One of my friends commented on our visit to St Andrew’s: “If only the early Christians could see what their faith would achieve.” I think that statement captures my point perfectly. Every site you visit has a noble and ancient significance to the history and growth of the Christian faith; and point to why Rome is the centre of the Catholic faith. It was extremely helpful to see and understand the roots of my religion, and reignite within me the universal call to holiness and the mission that Jesus gave to everyone.
Witnessing the very designs of Rome’s streets and piazzas are enough to highlight the cultural and structural integrity of the city. You can’t help but be entirely convinced that the early Christians fully understood the enormity of the gifts they had received, and that they wanted nothing more than to share these gifts with the infinite generations to come. They didn’t know if their constructions would last for almost 2000 years, but they had no fear, complete trust, and worked not for their own recognition, but solely for their love of God.
On the UNIV trip, you are a “spiritual tourist,” as everywhere you visit has a visual and religious beauty and importance. It really brings forth St Thomas Aquinas’ fourth argument for the existence of God, Gradation - in which he says “It follows that if anything is good, there must be something that is most good. Therefore, there must also be something which is to all beings the cause of their being, goodness, and every other perfection; and this we call God.”

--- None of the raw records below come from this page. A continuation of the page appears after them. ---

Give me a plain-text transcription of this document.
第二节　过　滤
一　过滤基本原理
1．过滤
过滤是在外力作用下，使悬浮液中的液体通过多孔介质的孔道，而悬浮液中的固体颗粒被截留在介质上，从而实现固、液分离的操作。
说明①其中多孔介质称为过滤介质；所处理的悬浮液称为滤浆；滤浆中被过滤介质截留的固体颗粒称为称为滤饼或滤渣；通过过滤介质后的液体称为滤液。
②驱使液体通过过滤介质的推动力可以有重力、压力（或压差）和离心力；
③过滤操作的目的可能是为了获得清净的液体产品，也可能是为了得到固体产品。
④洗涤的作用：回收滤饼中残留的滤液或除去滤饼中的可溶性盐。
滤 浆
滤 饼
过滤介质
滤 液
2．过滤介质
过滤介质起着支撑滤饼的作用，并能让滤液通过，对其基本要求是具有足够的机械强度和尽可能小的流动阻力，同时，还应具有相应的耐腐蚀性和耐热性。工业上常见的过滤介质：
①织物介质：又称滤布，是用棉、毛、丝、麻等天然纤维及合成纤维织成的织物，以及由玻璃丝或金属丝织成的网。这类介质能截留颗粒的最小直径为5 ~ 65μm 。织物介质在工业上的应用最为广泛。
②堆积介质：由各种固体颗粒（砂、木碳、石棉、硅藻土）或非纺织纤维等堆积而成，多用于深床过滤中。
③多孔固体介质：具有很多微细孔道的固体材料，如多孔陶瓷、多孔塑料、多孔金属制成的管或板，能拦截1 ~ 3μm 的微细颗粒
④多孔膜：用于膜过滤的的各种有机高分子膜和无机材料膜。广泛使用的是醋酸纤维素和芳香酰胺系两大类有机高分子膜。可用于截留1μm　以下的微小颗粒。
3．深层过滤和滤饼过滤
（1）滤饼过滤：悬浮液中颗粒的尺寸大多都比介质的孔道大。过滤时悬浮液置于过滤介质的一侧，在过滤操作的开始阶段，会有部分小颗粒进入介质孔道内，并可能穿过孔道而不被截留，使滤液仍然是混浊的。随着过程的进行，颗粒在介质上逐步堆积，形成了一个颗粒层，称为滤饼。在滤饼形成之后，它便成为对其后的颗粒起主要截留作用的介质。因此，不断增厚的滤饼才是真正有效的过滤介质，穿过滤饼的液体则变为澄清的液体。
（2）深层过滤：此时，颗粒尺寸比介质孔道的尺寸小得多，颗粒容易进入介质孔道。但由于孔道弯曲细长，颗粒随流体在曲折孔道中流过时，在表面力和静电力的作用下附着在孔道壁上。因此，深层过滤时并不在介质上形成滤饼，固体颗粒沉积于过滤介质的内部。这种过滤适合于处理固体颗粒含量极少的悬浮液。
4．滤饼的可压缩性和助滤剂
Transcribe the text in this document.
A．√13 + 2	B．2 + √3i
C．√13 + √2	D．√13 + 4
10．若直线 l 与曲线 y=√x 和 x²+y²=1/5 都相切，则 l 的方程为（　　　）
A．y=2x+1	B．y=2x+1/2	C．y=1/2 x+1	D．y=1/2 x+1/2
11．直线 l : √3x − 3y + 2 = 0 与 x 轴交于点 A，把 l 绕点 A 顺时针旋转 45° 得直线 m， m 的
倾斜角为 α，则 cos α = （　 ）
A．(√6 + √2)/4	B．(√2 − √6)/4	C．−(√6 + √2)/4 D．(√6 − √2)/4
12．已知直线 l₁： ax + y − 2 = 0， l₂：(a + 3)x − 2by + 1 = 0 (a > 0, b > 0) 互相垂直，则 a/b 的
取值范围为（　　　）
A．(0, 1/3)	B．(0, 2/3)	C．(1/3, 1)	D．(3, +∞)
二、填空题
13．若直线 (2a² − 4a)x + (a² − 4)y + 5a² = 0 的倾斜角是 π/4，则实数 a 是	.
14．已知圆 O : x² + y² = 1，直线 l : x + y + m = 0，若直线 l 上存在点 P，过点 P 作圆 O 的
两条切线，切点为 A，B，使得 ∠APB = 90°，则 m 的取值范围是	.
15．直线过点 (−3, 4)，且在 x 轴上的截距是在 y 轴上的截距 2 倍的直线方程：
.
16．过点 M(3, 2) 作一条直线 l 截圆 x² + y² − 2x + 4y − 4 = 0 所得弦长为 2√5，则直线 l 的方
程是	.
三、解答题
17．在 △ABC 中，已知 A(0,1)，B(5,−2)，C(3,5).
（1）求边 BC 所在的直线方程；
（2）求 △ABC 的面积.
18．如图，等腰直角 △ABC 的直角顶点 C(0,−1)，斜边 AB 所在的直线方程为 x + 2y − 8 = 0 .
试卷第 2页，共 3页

It also brings to light the aesthetic argument, in which one questions humans’ ability to perceive beauty, and why humans seek beauty. It’s hard to describe the feeling of entering St Peter’s Basilica or the Sistine Chapel for the first time, but one thing is certain. Beauty is timeless and is universally recognised. Rome is an undeniable pinnacle of human-created beauty, and that beauty will never fade. And the reason for that beauty is God.
The universality of Opus Dei
Secondly, as a university student who attends formation at the local centre of Opus Dei, it’s easy to feel like an outsider in today’s society. Striving to live a Christian lifestyle, one encounters many crosses throughout the day. However, in UNIV, university students from around the world congregate to spend Holy Week in Rome. There were around 1,400 male participants coming from every continent. We got to meet dozens of similar people - young university students - many who were also attending means of formation in centres of Opus Dei and living the daily battle to fulfil God’s will.

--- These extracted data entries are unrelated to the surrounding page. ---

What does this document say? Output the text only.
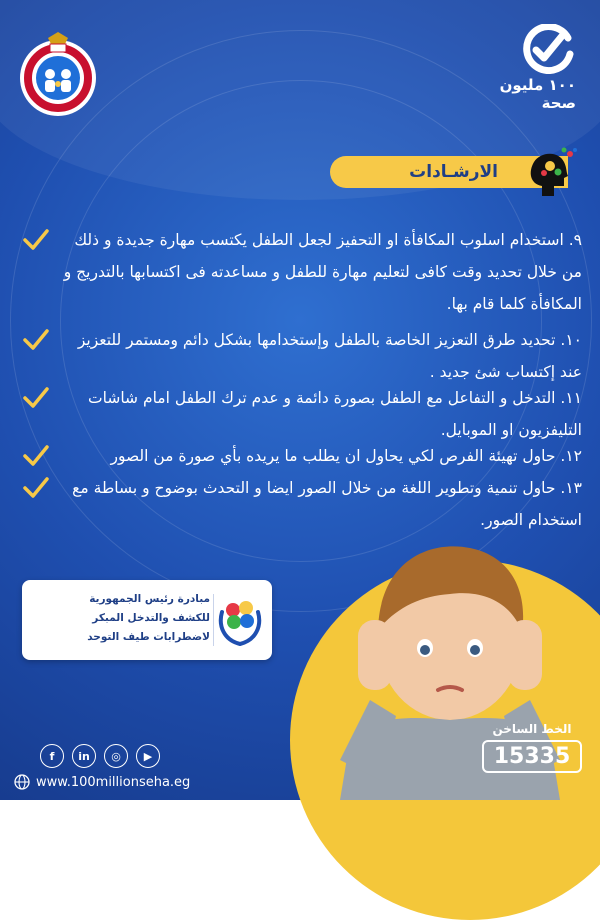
١٠٠ مليون
صحة
الارشـادات
٩. استخدام اسلوب المكافأة او التحفيز لجعل الطفل يكتسب مهارة جديدة و ذلك من خلال تحديد وقت كافى لتعليم مهارة للطفل و مساعدته فى اكتسابها بالتدريج و المكافأة كلما قام بها.
١٠. تحديد طرق التعزيز الخاصة بالطفل وإستخدامها بشكل دائم ومستمر للتعزيز عند إكتساب شئ جديد .
١١. التدخل و التفاعل مع الطفل بصورة دائمة و عدم ترك الطفل امام شاشات التليفزيون او الموبايل.
١٢. حاول تهيئة الفرص لكي يحاول ان يطلب ما يريده بأي صورة من الصور
١٣. حاول تنمية وتطوير اللغة من خلال الصور ايضا و التحدث بوضوح و بساطة مع استخدام الصور.
مبادرة رئيس الجمهورية
للكشف والتدخل المبكر
لاضطرابات طيف التوحد
الخط الساخن
15335
f	in	◎	▶
www.100millionseha.eg
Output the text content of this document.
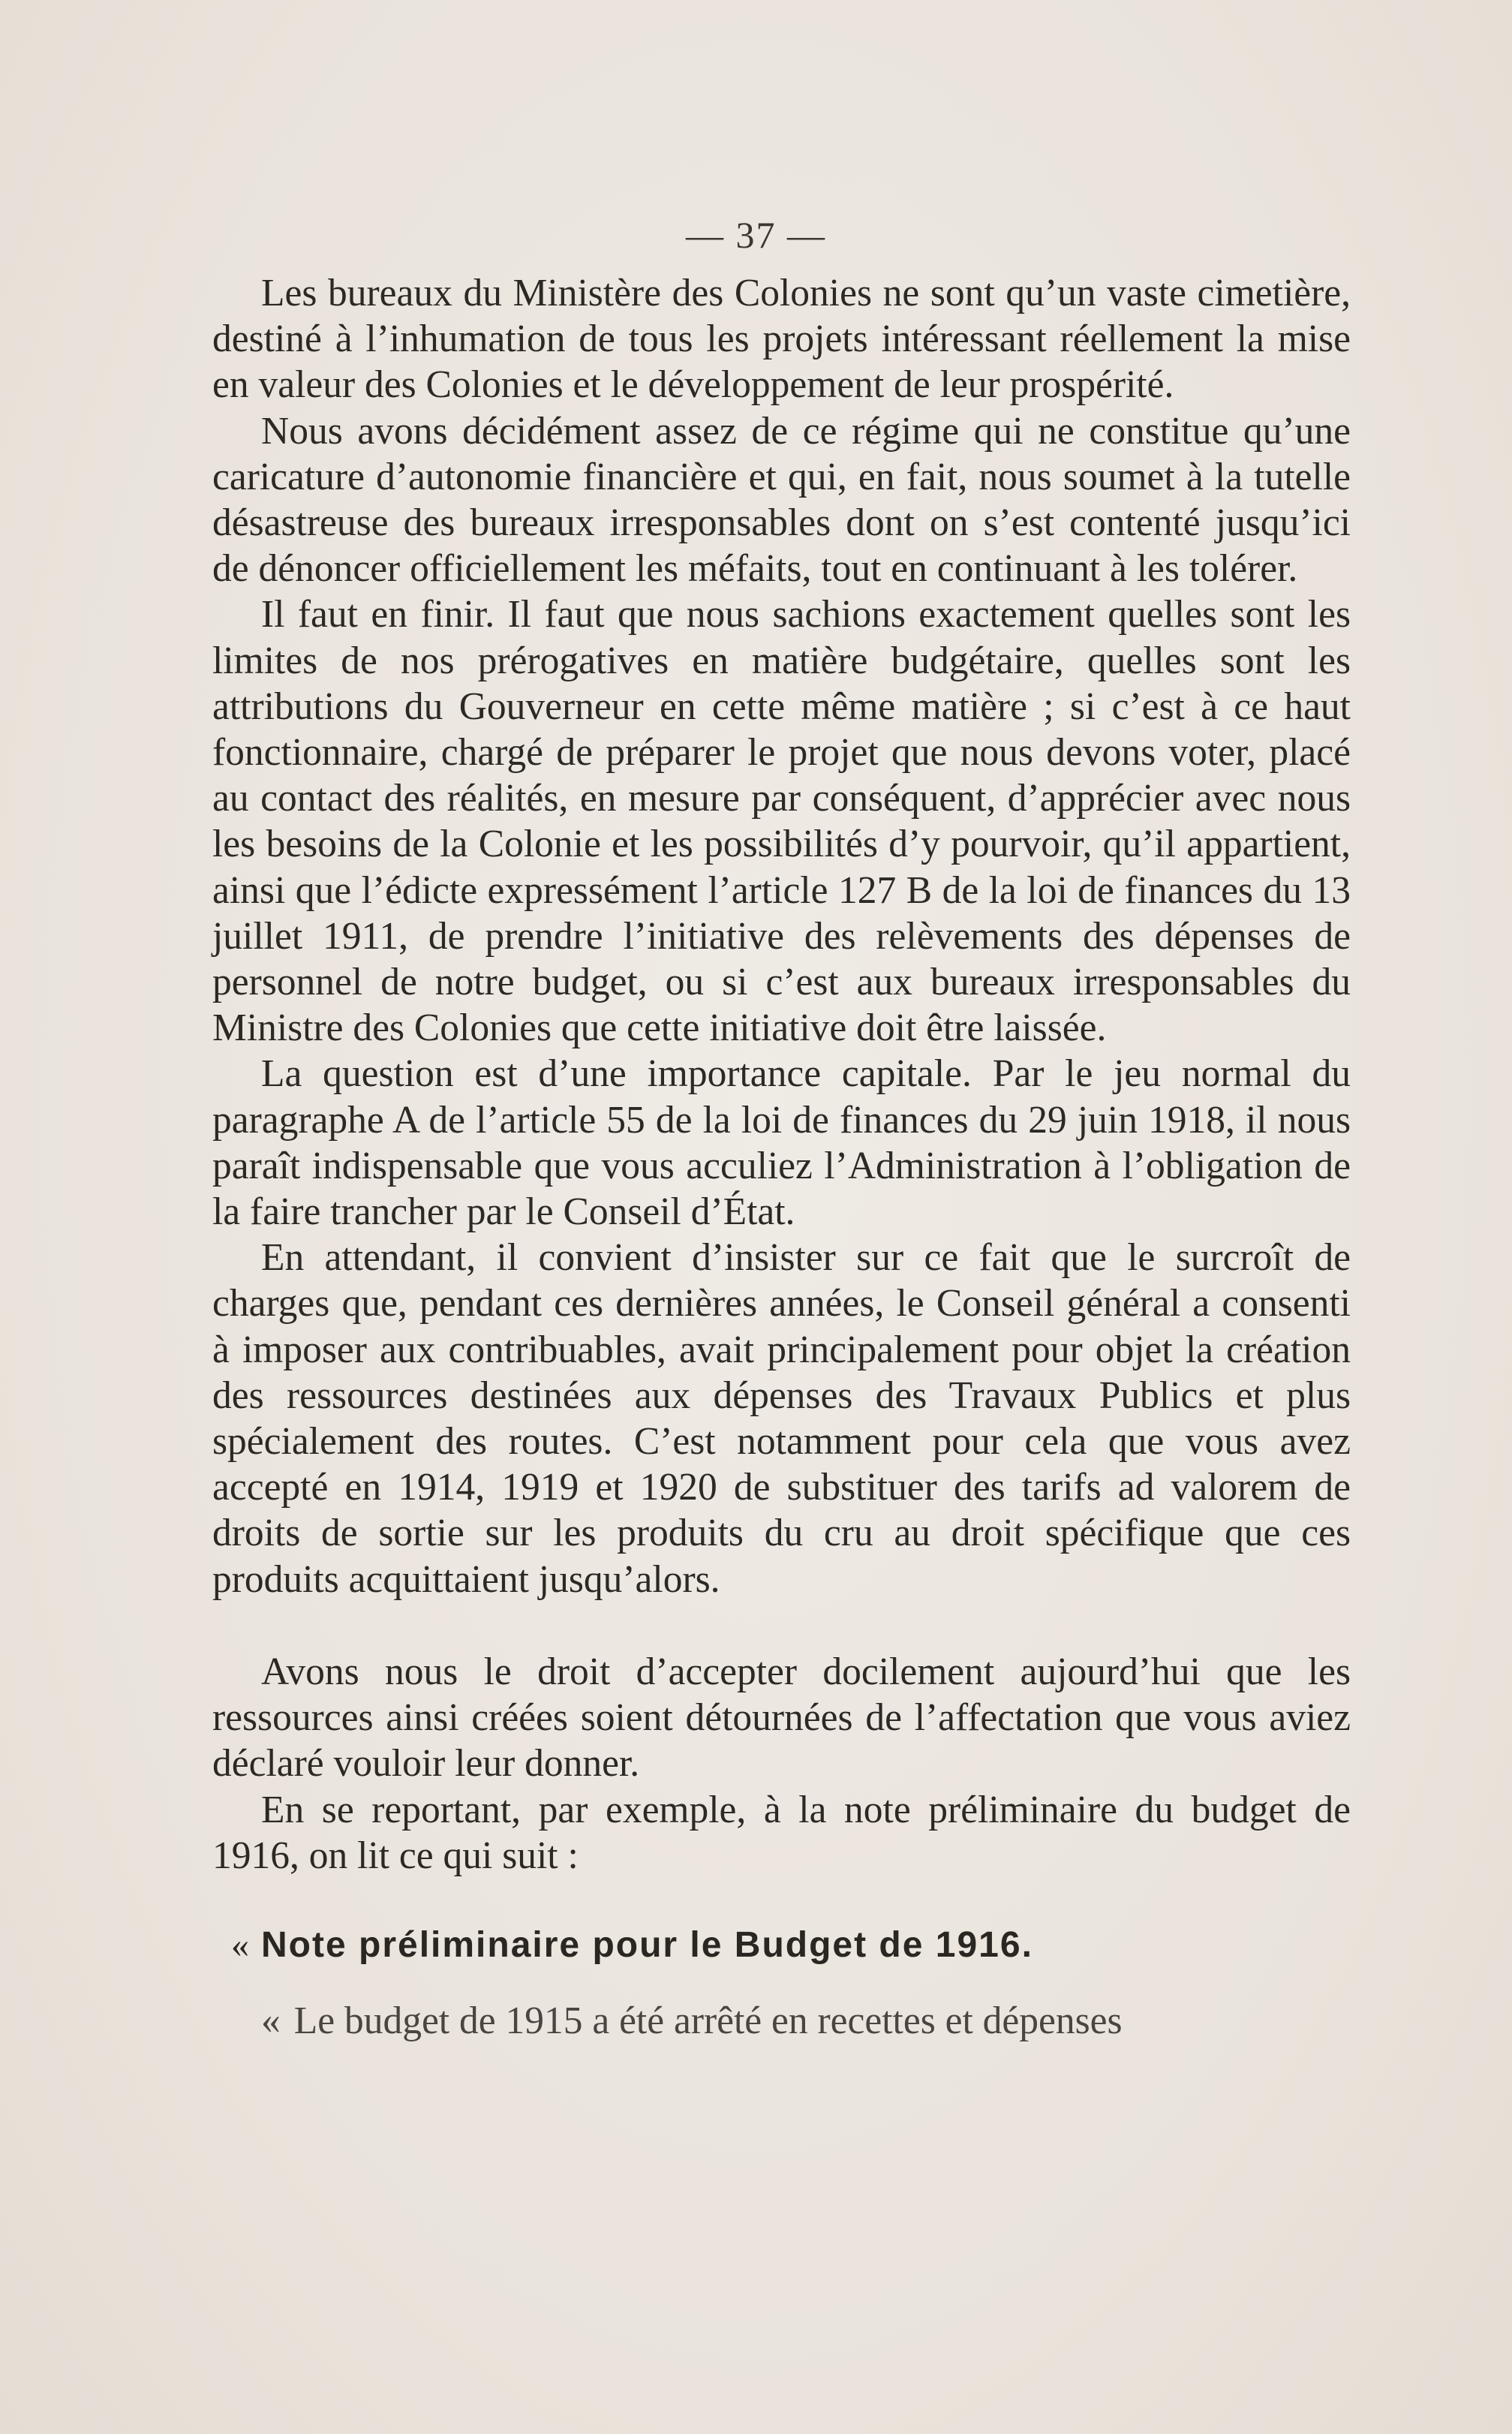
— 37 —

Les bureaux du Ministère des Colonies ne sont qu’un vaste cimetière, destiné à l’inhumation de tous les projets intéressant réellement la mise en valeur des Colonies et le développement de leur prospérité.

Nous avons décidément assez de ce régime qui ne constitue qu’une caricature d’autonomie financière et qui, en fait, nous soumet à la tutelle désastreuse des bureaux irresponsables dont on s’est contenté jusqu’ici de dénoncer officiellement les méfaits, tout en continuant à les tolérer.

Il faut en finir. Il faut que nous sachions exactement quelles sont les limites de nos prérogatives en matière budgétaire, quelles sont les attributions du Gouverneur en cette même matière ; si c’est à ce haut fonctionnaire, chargé de préparer le projet que nous devons voter, placé au contact des réalités, en mesure par conséquent, d’apprécier avec nous les besoins de la Colonie et les possibilités d’y pourvoir, qu’il appartient, ainsi que l’édicte expressément l’article 127 B de la loi de finances du 13 juillet 1911, de prendre l’initiative des relèvements des dépenses de personnel de notre budget, ou si c’est aux bureaux irresponsables du Ministre des Colonies que cette initiative doit être laissée.

La question est d’une importance capitale. Par le jeu normal du paragraphe A de l’article 55 de la loi de finances du 29 juin 1918, il nous paraît indispensable que vous acculiez l’Administration à l’obligation de la faire trancher par le Conseil d’État.

En attendant, il convient d’insister sur ce fait que le surcroît de charges que, pendant ces dernières années, le Conseil général a consenti à imposer aux contribuables, avait principalement pour objet la création des ressources destinées aux dépenses des Travaux Publics et plus spécialement des routes. C’est notamment pour cela que vous avez accepté en 1914, 1919 et 1920 de substituer des tarifs ad valorem de droits de sortie sur les produits du cru au droit spécifique que ces produits acquittaient jusqu’alors.

Avons nous le droit d’accepter docilement aujourd’hui que les ressources ainsi créées soient détournées de l’affectation que vous aviez déclaré vouloir leur donner.

En se reportant, par exemple, à la note préliminaire du budget de 1916, on lit ce qui suit :

« Note préliminaire pour le Budget de 1916.

« Le budget de 1915 a été arrêté en recettes et dépenses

It was so reassuring to know that Opus Dei is in so many corners of the world, and that we are not alone in our struggles. Australia has always been a little spatially secluded from the world, with a young and secular history, but there were countries with even less participants than us, like Croatia. It was immensely inspiring to see those countries where Opus Dei was not as developed as in Australia, but to notice their undeterred hope and faith that their apostolate would grow. At the same time, it was amazing to meet the participants from countries like Spain, where Opus Dei is thriving and who had over 400 UNIV participants. You can’t help but get excited and want to do everything possible to help Australia get to that point.
UNIV 2022 was a real blessing, especially after almost three years of COVID restrictions. There were so many highlights and specific moments that I could have talked about, and I didn’t even get to mention seeing the Pope or Don Fernando, the Prelate of Opus Dei. I encourage all young people to try to go, as I sincerely believe that you cannot go to UNIV without wanting to get closer to God. It enkindled a certain fire within all of us; a fire that I’m sure we will continually strive to spread to our respective friends, families, and communities.